Powlison, David. Making All Things New: Restoring Hope to the Sexually Broken. Wheaton: Crossway, 2017.
This is Powlison’s second installment on the concept of sanctification. It is a companion piece to How Does Sanctification Work? In this book, Powlison addresses those who are sexually broken. It is for those who engage in sexuality and those who have been victimized by a sexual predator. For the former, I think Powlison does an excellent job making the connection between fidelity and self-control (a concept I hope to use as I preach through Proverbs). He also reminds the reader that each day is a battle. There will never be a day when we do not need the graces of God. There is no complete victory until we arrive in eternity. As for as those who have been abused, I am not sure that Powlison addressed the issue sufficient enough to merit a recommendation there. It seemed most of the content was for those who struggle with sexual immorality. For that group, this would be a good introductory book that would be encouragement to continue the battle.

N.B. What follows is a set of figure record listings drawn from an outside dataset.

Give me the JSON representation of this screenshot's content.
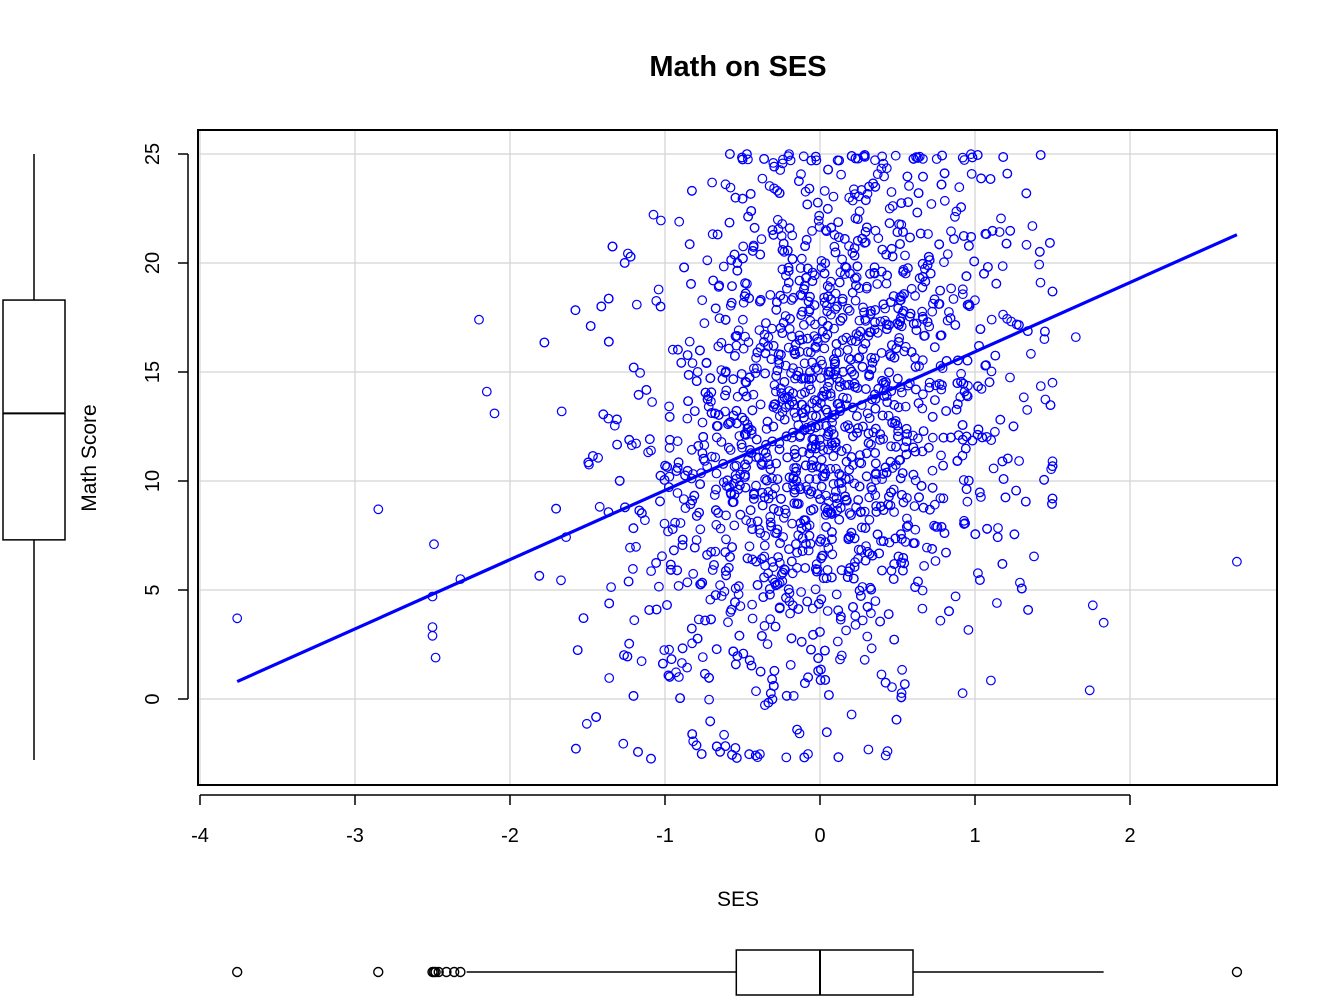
{
  "colors": {
    "points": "#0000ff",
    "fit_line": "#0000ff",
    "grid": "#d3d3d3",
    "frame": "#000000",
    "background": "#ffffff"
  },
  "chart_data": {
    "type": "scatter",
    "title": "Math on SES",
    "xlabel": "SES",
    "ylabel": "Math Score",
    "xlim": [
      -4,
      2.7
    ],
    "ylim": [
      -2.8,
      25
    ],
    "x_ticks": [
      -4,
      -3,
      -2,
      -1,
      0,
      1,
      2
    ],
    "y_ticks": [
      0,
      5,
      10,
      15,
      20,
      25
    ],
    "grid": true,
    "point_style": "open circle",
    "n_points_approx": 7185,
    "points_note": "dense cloud; SES mostly between -1.8 and 1.5, math between -2.8 and 25",
    "outlier_points": [
      {
        "x": -3.76,
        "y": 3.7
      },
      {
        "x": -2.85,
        "y": 8.7
      },
      {
        "x": -2.49,
        "y": 7.1
      },
      {
        "x": -2.5,
        "y": 4.7
      },
      {
        "x": -2.5,
        "y": 3.3
      },
      {
        "x": -2.5,
        "y": 2.9
      },
      {
        "x": -2.48,
        "y": 1.9
      },
      {
        "x": -2.32,
        "y": 5.5
      },
      {
        "x": -2.2,
        "y": 17.4
      },
      {
        "x": -2.15,
        "y": 14.1
      },
      {
        "x": -2.1,
        "y": 13.1
      },
      {
        "x": 1.65,
        "y": 16.6
      },
      {
        "x": 1.74,
        "y": 0.4
      },
      {
        "x": 1.76,
        "y": 4.3
      },
      {
        "x": 1.83,
        "y": 3.5
      },
      {
        "x": 2.69,
        "y": 6.3
      }
    ],
    "fit_line": {
      "x": [
        -3.76,
        2.69
      ],
      "y": [
        0.8,
        21.3
      ]
    },
    "boxplot_x": {
      "orientation": "horizontal",
      "min_whisker": -2.28,
      "q1": -0.54,
      "median": 0.0,
      "q3": 0.6,
      "max_whisker": 1.83,
      "outliers": [
        -3.76,
        -2.85,
        -2.5,
        -2.49,
        -2.48,
        -2.46,
        -2.41,
        -2.36,
        -2.32,
        2.69
      ]
    },
    "boxplot_y": {
      "orientation": "vertical",
      "min_whisker": -2.8,
      "q1": 7.3,
      "median": 13.1,
      "q3": 18.3,
      "max_whisker": 25.0,
      "outliers": []
    }
  }
}
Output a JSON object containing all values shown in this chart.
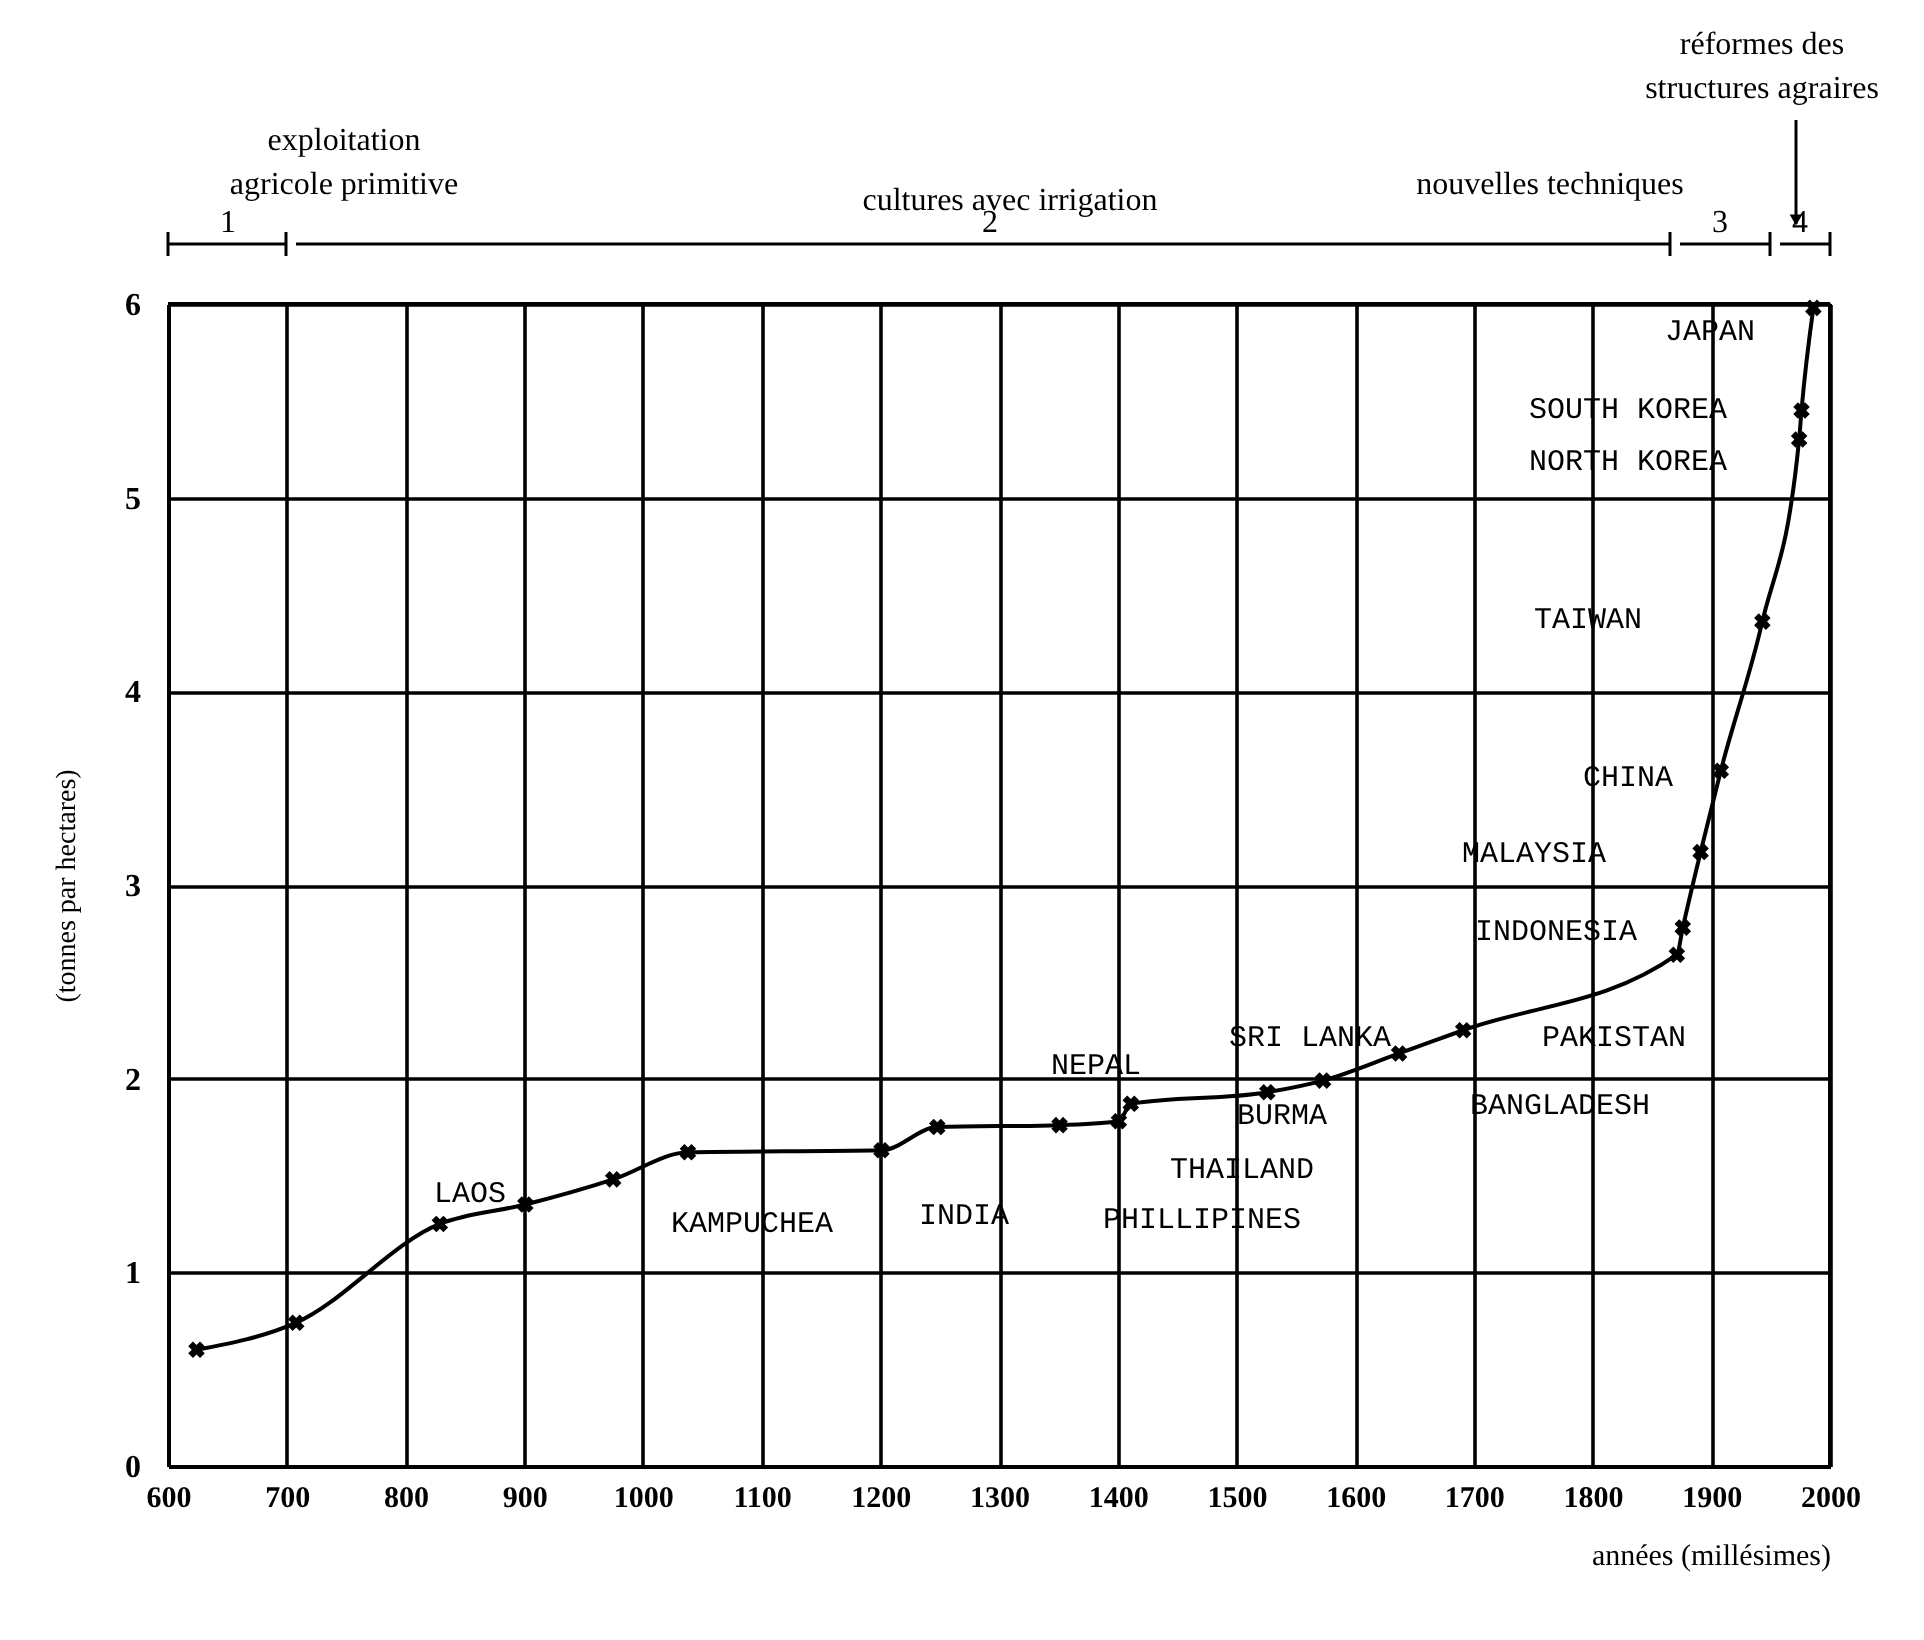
{
  "chart_data": {
    "type": "line",
    "xlabel": "années (millésimes)",
    "ylabel": "(tonnes par hectares)",
    "x": [
      624,
      708,
      829,
      901,
      975,
      1038,
      1201,
      1248,
      1351,
      1401,
      1411,
      1526,
      1573,
      1637,
      1691,
      1871,
      1876,
      1891,
      1908,
      1943,
      1974,
      1976,
      1986
    ],
    "values": [
      0.6,
      0.74,
      1.25,
      1.35,
      1.48,
      1.62,
      1.63,
      1.75,
      1.76,
      1.78,
      1.87,
      1.93,
      1.99,
      2.13,
      2.25,
      2.64,
      2.78,
      3.17,
      3.59,
      4.36,
      5.3,
      5.45,
      5.98
    ],
    "color": "#000000",
    "marker": "cross",
    "line_style": "solid",
    "grid": true,
    "xlim": [
      600,
      2000
    ],
    "xticks": [
      600,
      700,
      800,
      900,
      1000,
      1100,
      1200,
      1300,
      1400,
      1500,
      1600,
      1700,
      1800,
      1900,
      2000
    ],
    "ylim": [
      0,
      6
    ],
    "yticks": [
      0,
      1,
      2,
      3,
      4,
      5,
      6
    ],
    "annotations": [
      "exploitation\nagricole primitive",
      "cultures avec irrigation",
      "nouvelles techniques",
      "réformes des\nstructures agraires",
      "LAOS",
      "KAMPUCHEA",
      "INDIA",
      "NEPAL",
      "BURMA",
      "THAILAND",
      "PHILLIPINES",
      "SRI LANKA",
      "PAKISTAN",
      "BANGLADESH",
      "INDONESIA",
      "MALAYSIA",
      "CHINA",
      "TAIWAN",
      "NORTH KOREA",
      "SOUTH KOREA",
      "JAPAN",
      "1",
      "2",
      "3",
      "4"
    ]
  }
}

Rainer, Thom S. Autopsy of a Deceased Church: 12 Ways to Keep Your Alive. Nashville: B&H, 2014.
I was given a free copy of this book. And if truth be known, books that are based on some sort of step method tend to turn me off- especially when it come to church growth. They tend to be very man-centered. But Rainer’s book pleasantly surprised me. The author points to what a healthy robust church should look like. Over the years, he has professionally evaluated church health. And here, he presents the signs of when a church is in spiritual decline. The book is very practical in its assessment. The warnings can all be found in scripture- spiritual apathy, resting on the achievements of the past, not embracing the surrounding community, lack of prayer and others. Rainer’s answer to this decline is to point the reader toward Christ. If passion for Christ cannot be reignited then the church must face the inevitable decline or at worst, closure.
Thornton, Champ. Pass It On! A Proverbs Journal for the Next Generation. Greensboro, NC: Ne Growth Press, 2017.
This is a delightful study through the book of Proverbs. It walks the reader through the book of Proverbs using a translation of the text by the eminent wisdom scholar, Bruce Waltke. Thornton presents the material accurately and fairly. The reader is encouraged to draw upon life experiences and record his or her thoughts in the journal section. When the study is complete, it is intended to be passed down to either a son or daughter or grandchild for posterity sake. I enjoyed the study and benefited from it greatly in preparation to preaching on Proverbs.
Tripp, Paul David. Come Let Us Adore Him: A Daily Advent Devotional. Wheaton: Crossway, 2017.
Paul David Tripp has a way of communicating deep knowledge with brevity. He writes beautiful devotional material. This latest on the incarnation of our Lord ranks among his best. I read it throughout the month of December as a daily devotion. It did not fail to spur my thoughts toward the greatness of our Savior. This is one I am likely to read over again during another Christmas season. I highly recommend it.